Gabe took his job seriously. He counted puppies when we brought them into the back yard, like it was his responsibility. Of course, once we got past four or five he was lost, and you could see the confusion, or frustration, in his eyes. But he tried dammit. He kept watch on the youngins.
One of Gabe's favorite things to do was to clean. Auntie Gabe we called him. His BFF Emma, the blue pit, would climb up in bed next to him and he would clean her, especially on the chest. For a long time, she had rashes, and we think he helped - alleviating the itching, and doing the medicinal magic that is part of the canine kiss. But Emma was not why he was famous for cleaning, or why we called him Auntie Gabe. Gabriel loved puppies. LOVED puppies. Well, until they started jumping on him and chewing on him while he was sleeping. But when they were smaller than that, he LOVED cleaning puppies. We've whelped more than a dozen litters in this house, and Gabe loved few things more than taking a spot on the couch and cleaning babies. We would carry one to him, and he would happily clean the pup, stimulating it to eliminate, and clean up the pup like the world's best momma dog. Oh, and the cleaning wasn't just magical for the pups. Many times I've seen him in the backyard after a rain, with North Carolina's trademark Red Mud up to his armpits, and think oh damn, I am going to have to cover the couch and get the mop out. But five minutes later I would see a shiny white Sibe laying calmly on the bed looking at like "Wha?" I still don't know how he did that.

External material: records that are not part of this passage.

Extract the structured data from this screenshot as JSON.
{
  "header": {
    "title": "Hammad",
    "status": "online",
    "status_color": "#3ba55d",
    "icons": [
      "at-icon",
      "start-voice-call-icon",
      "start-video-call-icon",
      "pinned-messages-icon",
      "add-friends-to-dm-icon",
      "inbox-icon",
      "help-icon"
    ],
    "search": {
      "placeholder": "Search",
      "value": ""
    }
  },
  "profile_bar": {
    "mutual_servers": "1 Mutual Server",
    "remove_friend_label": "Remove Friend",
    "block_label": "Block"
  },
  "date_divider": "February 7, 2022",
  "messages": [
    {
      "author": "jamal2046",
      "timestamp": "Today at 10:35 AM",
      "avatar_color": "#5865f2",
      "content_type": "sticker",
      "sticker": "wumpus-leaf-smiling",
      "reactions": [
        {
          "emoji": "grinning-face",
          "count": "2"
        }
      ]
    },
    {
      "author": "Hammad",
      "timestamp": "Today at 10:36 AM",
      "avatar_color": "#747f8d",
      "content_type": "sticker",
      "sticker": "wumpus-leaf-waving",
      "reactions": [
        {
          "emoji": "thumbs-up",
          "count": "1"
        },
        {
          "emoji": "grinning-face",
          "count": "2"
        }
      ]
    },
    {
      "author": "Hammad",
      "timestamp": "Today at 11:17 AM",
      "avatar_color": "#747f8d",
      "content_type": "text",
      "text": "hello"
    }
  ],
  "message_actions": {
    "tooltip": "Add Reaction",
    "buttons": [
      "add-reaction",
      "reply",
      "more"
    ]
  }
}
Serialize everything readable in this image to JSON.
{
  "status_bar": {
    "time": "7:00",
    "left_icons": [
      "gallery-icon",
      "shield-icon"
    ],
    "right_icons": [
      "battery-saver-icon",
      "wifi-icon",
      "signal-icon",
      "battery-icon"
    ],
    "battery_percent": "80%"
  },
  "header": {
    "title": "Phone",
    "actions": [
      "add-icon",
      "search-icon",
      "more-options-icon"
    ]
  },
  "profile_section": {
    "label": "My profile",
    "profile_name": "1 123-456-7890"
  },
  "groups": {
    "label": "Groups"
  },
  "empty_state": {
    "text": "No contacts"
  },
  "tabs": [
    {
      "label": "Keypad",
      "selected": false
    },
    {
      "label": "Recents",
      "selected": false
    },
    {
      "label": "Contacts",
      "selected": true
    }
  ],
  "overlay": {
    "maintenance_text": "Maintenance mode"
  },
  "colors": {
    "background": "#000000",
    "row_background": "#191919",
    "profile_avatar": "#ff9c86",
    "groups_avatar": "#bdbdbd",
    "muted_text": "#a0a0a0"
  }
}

Gabe had a huge chest, much much larger than a typical Sibe. Dogs with huge chests tend to live shorter lives than those with smaller chests, proportionally. We think that maybe that is why Gabe's heart gave out on him. It was an exciting trip - he and the girls were in the truck heading for a photo shoot. Maybe it was the excitement that put too much strain on his heart. Me, I think it was something else. You see, there are about a hundred or more puppies out there that have part of Gabriel's heart, along with their clean butt. Between all the humans he met, and Spanky, and a hundred or more pups that he has given parts of his heart to, there just was not enough of his own heart left to keep up with that giant angel of a dog.
If you have adopted a puppy from Pawfect Match Rescue and Rehabilitation, there is a very good chance that you too have part of Gabriel's heart. Keep it well, and remember our giant white angel. We miss you more than words can say, sweet Gabriel. Namaste' and play well on the other side of that Rainbow Bridge.